Schau hier mal rein: https://www.evg.de/

hersteller: Binder


----------



## stivi_d (1 Dezember 2021)

Keyence hat vor 2 Wochen noch ne Infomail rausgeschickt:


> können wir weiterhin* 99% unserer Sensoren, Sicherheits- und Prozesstechnik noch am selben Tag versenden*.


----------



## Matze001 (1 Dezember 2021)

stivi_d schrieb:


> Keyence hat vor 2 Wochen noch ne Infomail rausgeschickt:





> können wir weiterhin* 99% unserer Sensoren, Sicherheits- und Prozesstechnik noch am selben Tag versenden*.
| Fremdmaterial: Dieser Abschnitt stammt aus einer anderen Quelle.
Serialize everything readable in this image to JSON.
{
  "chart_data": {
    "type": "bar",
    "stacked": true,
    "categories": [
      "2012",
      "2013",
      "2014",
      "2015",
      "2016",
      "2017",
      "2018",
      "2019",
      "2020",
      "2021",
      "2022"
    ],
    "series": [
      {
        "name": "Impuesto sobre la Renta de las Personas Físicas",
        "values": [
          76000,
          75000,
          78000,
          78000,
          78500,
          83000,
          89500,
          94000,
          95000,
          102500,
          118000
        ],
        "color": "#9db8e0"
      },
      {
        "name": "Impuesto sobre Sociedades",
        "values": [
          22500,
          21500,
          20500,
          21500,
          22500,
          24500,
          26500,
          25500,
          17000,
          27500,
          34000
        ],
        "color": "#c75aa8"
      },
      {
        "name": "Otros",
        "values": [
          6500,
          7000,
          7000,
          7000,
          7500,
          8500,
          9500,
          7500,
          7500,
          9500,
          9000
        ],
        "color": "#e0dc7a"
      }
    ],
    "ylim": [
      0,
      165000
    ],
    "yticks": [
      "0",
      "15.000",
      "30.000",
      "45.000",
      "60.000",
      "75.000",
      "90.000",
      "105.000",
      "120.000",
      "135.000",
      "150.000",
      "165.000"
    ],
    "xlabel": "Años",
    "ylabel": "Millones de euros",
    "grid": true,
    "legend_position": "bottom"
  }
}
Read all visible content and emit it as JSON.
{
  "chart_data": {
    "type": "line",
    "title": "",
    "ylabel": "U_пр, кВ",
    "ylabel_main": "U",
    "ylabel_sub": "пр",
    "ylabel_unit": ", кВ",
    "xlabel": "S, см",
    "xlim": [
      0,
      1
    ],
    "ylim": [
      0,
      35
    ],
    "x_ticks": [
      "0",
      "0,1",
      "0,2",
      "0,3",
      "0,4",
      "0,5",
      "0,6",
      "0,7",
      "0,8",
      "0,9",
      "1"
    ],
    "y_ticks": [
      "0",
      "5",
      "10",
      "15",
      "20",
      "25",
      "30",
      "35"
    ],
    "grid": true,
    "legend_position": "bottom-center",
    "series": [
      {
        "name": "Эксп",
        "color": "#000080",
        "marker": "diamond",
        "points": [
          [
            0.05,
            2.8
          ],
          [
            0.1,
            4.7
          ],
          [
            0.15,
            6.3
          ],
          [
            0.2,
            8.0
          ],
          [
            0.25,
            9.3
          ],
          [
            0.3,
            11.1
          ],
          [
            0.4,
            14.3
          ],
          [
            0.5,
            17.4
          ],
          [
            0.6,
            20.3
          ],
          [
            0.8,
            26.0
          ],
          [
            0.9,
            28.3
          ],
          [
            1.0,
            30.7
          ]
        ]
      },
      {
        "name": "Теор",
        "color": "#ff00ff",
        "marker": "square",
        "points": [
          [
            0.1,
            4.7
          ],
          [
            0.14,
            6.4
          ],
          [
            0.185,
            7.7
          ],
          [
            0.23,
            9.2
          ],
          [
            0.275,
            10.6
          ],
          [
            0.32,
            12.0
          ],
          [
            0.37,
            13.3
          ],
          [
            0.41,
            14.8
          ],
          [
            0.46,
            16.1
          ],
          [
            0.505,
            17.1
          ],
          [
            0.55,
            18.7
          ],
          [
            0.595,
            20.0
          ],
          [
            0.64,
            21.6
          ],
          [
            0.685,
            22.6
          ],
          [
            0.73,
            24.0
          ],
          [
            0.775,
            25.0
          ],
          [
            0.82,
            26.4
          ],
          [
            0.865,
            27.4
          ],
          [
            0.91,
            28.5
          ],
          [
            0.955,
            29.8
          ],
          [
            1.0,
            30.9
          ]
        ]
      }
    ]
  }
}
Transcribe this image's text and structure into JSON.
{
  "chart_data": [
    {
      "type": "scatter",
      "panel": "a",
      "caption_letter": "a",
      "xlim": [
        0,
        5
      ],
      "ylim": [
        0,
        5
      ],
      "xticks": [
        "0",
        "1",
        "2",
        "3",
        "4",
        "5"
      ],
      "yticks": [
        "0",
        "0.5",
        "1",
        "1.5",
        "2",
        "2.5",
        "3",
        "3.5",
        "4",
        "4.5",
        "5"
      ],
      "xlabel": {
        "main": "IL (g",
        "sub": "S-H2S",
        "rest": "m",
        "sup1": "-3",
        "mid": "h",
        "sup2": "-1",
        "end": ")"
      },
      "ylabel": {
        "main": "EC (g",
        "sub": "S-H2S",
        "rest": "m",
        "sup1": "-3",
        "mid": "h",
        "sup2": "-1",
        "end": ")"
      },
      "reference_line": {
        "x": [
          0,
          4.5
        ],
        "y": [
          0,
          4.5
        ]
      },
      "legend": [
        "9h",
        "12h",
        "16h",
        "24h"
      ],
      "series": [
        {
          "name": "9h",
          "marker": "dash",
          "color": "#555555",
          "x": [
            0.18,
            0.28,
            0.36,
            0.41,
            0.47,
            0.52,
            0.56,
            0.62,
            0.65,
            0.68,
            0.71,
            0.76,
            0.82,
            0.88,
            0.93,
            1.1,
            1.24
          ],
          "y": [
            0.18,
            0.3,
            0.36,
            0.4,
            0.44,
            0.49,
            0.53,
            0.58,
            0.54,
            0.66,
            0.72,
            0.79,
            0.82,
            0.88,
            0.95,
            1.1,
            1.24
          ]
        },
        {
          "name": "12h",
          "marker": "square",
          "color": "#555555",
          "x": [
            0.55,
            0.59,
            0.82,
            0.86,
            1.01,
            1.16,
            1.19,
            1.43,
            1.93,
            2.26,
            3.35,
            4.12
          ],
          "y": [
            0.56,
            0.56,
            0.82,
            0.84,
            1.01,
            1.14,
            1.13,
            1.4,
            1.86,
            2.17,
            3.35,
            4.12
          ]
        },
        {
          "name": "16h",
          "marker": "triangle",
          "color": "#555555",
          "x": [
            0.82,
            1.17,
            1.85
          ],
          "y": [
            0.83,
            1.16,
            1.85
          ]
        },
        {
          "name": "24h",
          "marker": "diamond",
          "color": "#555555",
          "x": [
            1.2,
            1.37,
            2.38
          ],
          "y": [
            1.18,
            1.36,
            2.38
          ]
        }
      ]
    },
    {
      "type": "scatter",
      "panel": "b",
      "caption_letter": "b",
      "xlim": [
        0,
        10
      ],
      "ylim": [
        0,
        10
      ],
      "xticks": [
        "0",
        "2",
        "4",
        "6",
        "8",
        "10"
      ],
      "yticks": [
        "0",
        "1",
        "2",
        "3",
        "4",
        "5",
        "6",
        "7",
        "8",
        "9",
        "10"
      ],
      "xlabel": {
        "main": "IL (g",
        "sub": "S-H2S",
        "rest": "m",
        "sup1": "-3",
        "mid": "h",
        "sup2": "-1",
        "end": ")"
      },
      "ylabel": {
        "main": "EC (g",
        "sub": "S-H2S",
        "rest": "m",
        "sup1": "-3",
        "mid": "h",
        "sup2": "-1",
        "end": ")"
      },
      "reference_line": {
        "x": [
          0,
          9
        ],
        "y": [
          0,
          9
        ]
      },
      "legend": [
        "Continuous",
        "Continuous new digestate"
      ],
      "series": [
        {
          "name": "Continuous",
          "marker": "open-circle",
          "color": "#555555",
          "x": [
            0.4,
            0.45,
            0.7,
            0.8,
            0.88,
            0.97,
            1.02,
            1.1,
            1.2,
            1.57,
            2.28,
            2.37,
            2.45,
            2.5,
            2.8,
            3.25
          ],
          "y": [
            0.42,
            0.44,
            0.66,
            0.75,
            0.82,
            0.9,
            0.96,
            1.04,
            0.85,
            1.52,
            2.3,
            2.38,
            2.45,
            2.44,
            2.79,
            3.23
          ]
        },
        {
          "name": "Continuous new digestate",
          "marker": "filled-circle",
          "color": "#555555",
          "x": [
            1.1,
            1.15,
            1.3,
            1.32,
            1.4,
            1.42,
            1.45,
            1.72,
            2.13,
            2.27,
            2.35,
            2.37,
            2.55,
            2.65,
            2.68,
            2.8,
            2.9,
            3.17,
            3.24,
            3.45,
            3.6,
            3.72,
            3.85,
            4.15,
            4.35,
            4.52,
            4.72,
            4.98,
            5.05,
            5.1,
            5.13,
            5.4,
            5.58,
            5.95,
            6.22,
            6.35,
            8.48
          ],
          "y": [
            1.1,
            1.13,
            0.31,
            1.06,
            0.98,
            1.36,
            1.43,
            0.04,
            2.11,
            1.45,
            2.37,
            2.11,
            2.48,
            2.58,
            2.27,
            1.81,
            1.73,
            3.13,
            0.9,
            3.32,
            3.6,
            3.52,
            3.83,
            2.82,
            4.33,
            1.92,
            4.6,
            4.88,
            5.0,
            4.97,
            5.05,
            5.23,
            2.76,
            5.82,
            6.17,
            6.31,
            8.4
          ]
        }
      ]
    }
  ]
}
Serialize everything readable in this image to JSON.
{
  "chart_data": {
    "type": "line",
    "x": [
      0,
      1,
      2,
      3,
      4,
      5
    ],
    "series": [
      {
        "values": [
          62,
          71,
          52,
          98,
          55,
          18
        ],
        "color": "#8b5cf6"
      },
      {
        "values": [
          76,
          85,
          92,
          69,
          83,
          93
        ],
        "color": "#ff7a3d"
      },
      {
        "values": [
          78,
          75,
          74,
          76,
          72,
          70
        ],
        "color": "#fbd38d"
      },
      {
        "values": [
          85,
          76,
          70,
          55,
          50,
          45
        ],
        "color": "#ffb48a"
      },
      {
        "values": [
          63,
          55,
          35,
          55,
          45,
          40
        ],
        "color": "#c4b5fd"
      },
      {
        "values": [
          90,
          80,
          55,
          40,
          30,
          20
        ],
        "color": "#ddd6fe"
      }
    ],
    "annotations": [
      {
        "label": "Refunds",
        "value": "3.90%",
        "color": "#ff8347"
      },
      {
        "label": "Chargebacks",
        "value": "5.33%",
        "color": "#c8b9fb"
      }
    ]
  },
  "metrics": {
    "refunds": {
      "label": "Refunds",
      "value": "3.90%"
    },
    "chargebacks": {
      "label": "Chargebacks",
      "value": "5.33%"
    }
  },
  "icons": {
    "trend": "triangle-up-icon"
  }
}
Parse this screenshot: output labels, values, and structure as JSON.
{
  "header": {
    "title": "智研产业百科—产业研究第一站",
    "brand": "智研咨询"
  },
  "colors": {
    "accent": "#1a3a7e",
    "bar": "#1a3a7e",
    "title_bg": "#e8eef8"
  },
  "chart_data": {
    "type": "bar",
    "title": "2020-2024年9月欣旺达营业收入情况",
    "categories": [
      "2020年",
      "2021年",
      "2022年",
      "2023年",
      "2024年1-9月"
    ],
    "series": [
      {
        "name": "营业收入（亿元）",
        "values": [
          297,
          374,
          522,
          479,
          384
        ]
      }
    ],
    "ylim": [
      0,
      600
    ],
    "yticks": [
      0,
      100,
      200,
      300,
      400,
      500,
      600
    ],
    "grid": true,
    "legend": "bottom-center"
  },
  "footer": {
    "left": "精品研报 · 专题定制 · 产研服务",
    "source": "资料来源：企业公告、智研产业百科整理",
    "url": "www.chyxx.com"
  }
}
Ja das Telefonat hatte ich mit einem meiner vielen Keyence Vertriebler auch. Hab dann gefragt ob deren Produkte so scheiße sind, dass es keiner kauft... da war kurz Stille :-D 

Argumentation war das sie alle selbst fertigen in Japan, und sehr engen Kontakt zu den Chipherstellern haben.
Außerdem verschicken sie generell alle Produkte auf dem Luftweg, was den Schiffcontainerkram umgeht.


----------



## rostiger Nagel (1 Dezember 2021)

Matze001 schrieb:


> Ja das Telefonat hatte ich mit einem meiner vielen Keyence Vertriebler auch. Hab dann gefragt ob deren Produkte so scheiße sind, dass es keiner kauft... da war kurz Stille :-D
> 
> Argumentation war das sie alle selbst fertigen in Japan, und sehr engen Kontakt zu den Chipherstellern haben.
> Außerdem verschicken sie generell alle Produkte auf dem Luftweg, was den Schiffcontainerkram umgeht.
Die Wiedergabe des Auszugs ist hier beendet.